Oct 15, 2009

Reform and Your Premiums

Why is the debate about making health insurance affordable and not making health care affordable? Where is the analysis of what is driving up the costs of health care, making it unaffordable, and addressing the underlying issues? - free care by hospital ERs (the most expensive place for us to deliver free care), malpractice insurance/tort reform (also contributing to unnecessary procedures), the army of bureaucrats within hospitals and physician groups to deal with the various insurance companies (including Medicare), drug pricing, common medical errors and hospital acquired infections, lack of quality/price transparency...I'm sure the list goes on. Those who have insurance, myself included, have no idea what the costs are of various procedures or the disparities between providers. Therefore, there's no incentive question them or to shop around. For example, I recently learned that my child's pediatric dentist charges $150 per tooth for a sealant intended to prevent cavities because her teeth are grooved (aren't they all?). My own dentist, performing the procedure on adult permanent teeth, charges $75 per tooth. Not only is there a significant price disparity, but I as a consumer am not convinced that the procedure is really necessary since she will lose these teeth in a couple of years. How much of us really know what's being paid on our behalf for routine medical checks or procedures? Everyone's answer to this is single payer, but I don't trust a national system subject to shifting political ideology and Congressional oversight...particularly when there seems to be no discussion of government officials taking part in this system. I agree the insurance companies need to be removed from the equation, but in order to also address all the others feeding at the trough there needs to be more personal responsibility for health care and its costs - perhaps that means paying for it like any other consumer service.

Oct 5, 2009

Abortion and Health Care Reform

What a joy it must be to live in a truly free country. Either abortion is legal or it isn't. Since it is a legal medical procedure every health plan should pay for it. We are supposed to have freedom of religion in this country, but certain parties are oblivious to that. The pro-life crowds are hypocrites who only care about life in the womb, but care nothing about the lives of people who have already been born. It's time they kept their religious beliefs to themselves, and stopped forcing them down the throats of everyone else. Most religious beliefs are based on fairy tales and mythology, and have very little to do with morality and ethics. They are based on nothing but control, especially the control of women.

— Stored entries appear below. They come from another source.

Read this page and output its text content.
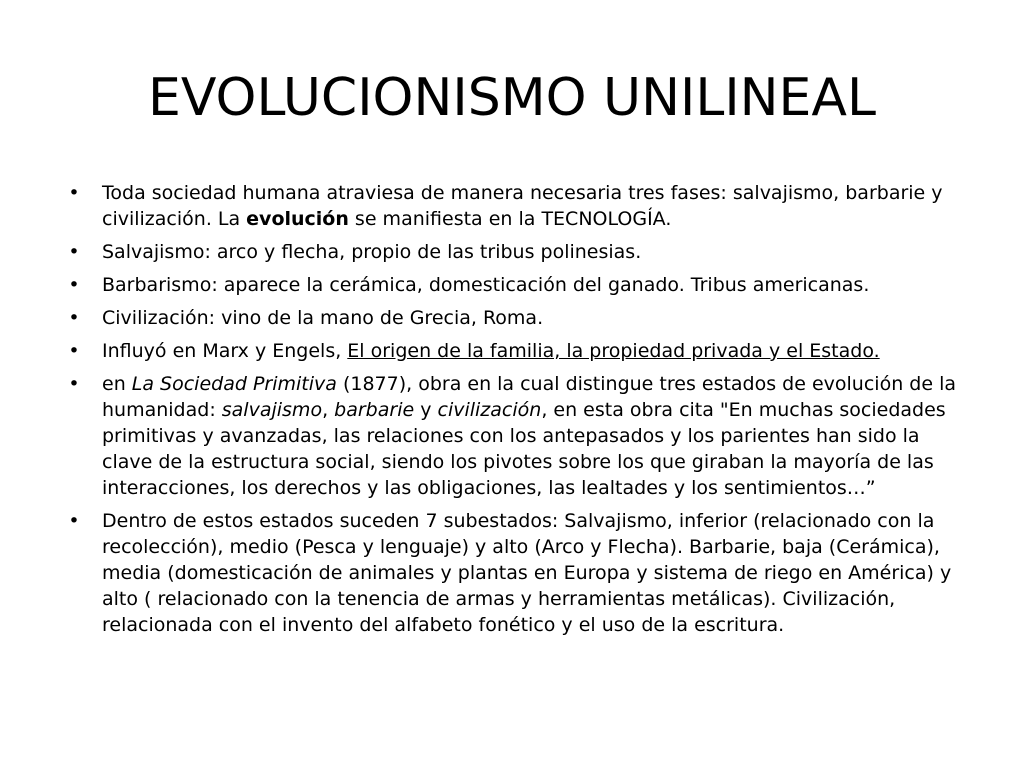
EVOLUCIONISMO UNILINEAL
• Toda sociedad humana atraviesa de manera necesaria tres fases: salvajismo, barbarie y civilización. La evolución se manifiesta en la TECNOLOGÍA.
• Salvajismo: arco y flecha, propio de las tribus polinesias.
• Barbarismo: aparece la cerámica, domesticación del ganado. Tribus americanas.
• Civilización: vino de la mano de Grecia, Roma.
• Influyó en Marx y Engels, El origen de la familia, la propiedad privada y el Estado.
• en La Sociedad Primitiva (1877), obra en la cual distingue tres estados de evolución de la humanidad: salvajismo, barbarie y civilización, en esta obra cita "En muchas sociedades primitivas y avanzadas, las relaciones con los antepasados y los parientes han sido la clave de la estructura social, siendo los pivotes sobre los que giraban la mayoría de las interacciones, los derechos y las obligaciones, las lealtades y los sentimientos…”
• Dentro de estos estados suceden 7 subestados: Salvajismo, inferior (relacionado con la recolección), medio (Pesca y lenguaje) y alto (Arco y Flecha). Barbarie, baja (Cerámica), media (domesticación de animales y plantas en Europa y sistema de riego en América) y alto ( relacionado con la tenencia de armas y herramientas metálicas). Civilización, relacionada con el invento del alfabeto fonético y el uso de la escritura.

It is not rational to force a woman to bear and then raise a child she doesn't want simply because she had sex. Where the ‘respect for life’ is when unwanted children are born into the world? Many of the world's criminals were mistreated as children because their parents didn’t want them. I don't see society stepping up to raise these children who are born to reluctant mothers/ parents. Pro-lifers only think of the birth of the child- they don't consider the life of the child.

Abortion needs to be covered by any health care insurance system. It is ironic that those who would deny abortion coverage in order to protect an unborn human life care nothing for ensuring that any baby born, including those with severe disabilities, have a means of support medical or otherwise once they are out of the womb.